After the client knows the server’s IP address, it opens an HTTPS connection to the server. Then, on the ClientHello message, it sends the Server Name that it intends to contact.
For example, let’s try to download the Baeldung logo from our website.
As we can see using Wireshark to capture the data exchange, the server name is disclosed in cleartext. However, that is the only part of the URL that is sent at this point:
After the ClientHello and ServerHello exchange, the endpoints negotiate the keys to use during the application data transfers. Once the keys are established, all data flow is encrypted, including the HTTP methods that make URI requests (GET, POST, PUT, HEAD, DELETE, TRACE, PATCH).
As we can see the full URL could not be read directly from the data capture without knowing the server’s private key.
4. So, Are HTTPS URLS Encrypted?
Yes, the full URL string is hidden, and all further communication, including the application-specific parameters.
However, the Server Name Indicator that is formed from the hostname and domain name part of the URL is sent in clear text during the first part of the TLS negotiation.
The Server Name Indicator is used so that the endpoint server can know to which virtual server the connection is supposed to address. This information gives the knowledge necessary in the choosing of the certificate needed to correctly identify itself and the correspondent private encryption key.
Besides the Server Name Indicator, anyone who has the server private key (or if can, somehow, guess it), can use it to decrypt the data flow. On Wireshark, there are specific configurations to add private keys to decrypt HTTPS traffic.

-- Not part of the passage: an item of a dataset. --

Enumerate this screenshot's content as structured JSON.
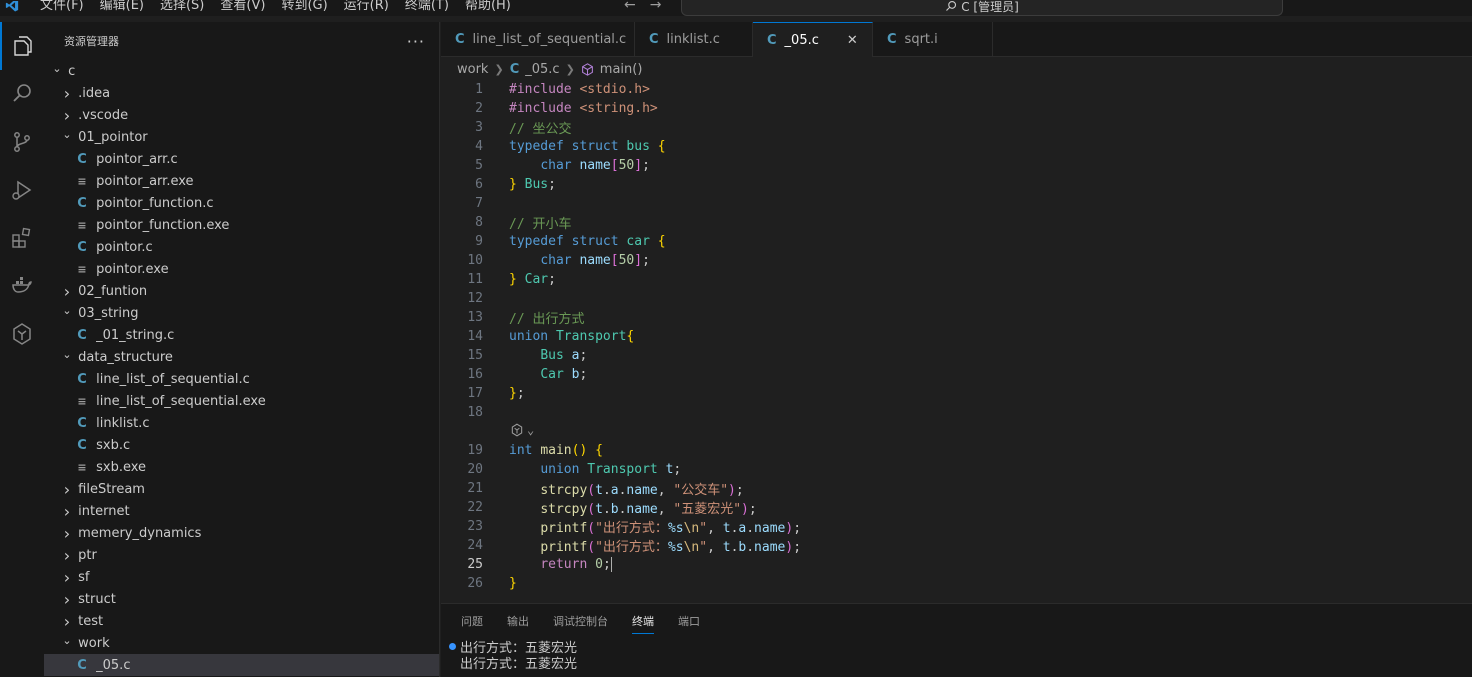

TLS v1.3, the current and recommended version, has a proposal to encrypt the ServerName. However, as the standard is not yet approved, we cannot expect any major browser to support it. The example above used Google Chrome for Windows with its current version: 95.0.4638.69, 64 bits.
We can check out our browsers specifics within the Cloudflare browser security check. It can also verify if the secure DNS (encrypted DNS queries) and DNS SEC (authenticated DNS) support.
5. What About Proxies?
Web proxies are gateways that intercept the traffic between two endpoints. They can be used for many reasons:
- to provide centralized shared caching and minimize bandwidth usage
- to create security or logical frontiers between network segments
- filter web traffic on cooperative (or countrywide networks, see The Great Firewall of China, for instance) networks to enforce security and site access policies
Proxies can be explicitly configured or hidden/transparent (the user does not need to configure a network proxy).
In both cases, they can, at least, intercept the HTTP Connect methods to gather the server name from this HTTP message.
Or, in the worse case, they can impersonate the servers, creating certificates as needed to fake their identities to the client, in a man-in-the-middle architecture.
In that case, to not trigger the site as insecure by the browser, the client had to previously accept the Proxy Server Certification Authority (CA) as a trusted root or intermediary authority. Something that, on corporation networks, can be done by setting the corresponding group policy without even an express user approval.
The user can see if that is the case by verifying the browsed site certification authority to see if it is a regular root Certification Authority or a corporation/country-owned one.
As we saw in this tutorial, even if the full URL is encrypted on HTTPS connections, we can assume that the server name is not. Both the DNS and HTTPS/TLS can disclose the server name.
Moreover, there are technics specific to enable full eavesdropping of the data flow, specifically, if one has access to the private keys of one of the endpoints or it has somehow managed to insert itself in the data flow faking of the endpoint’s identity.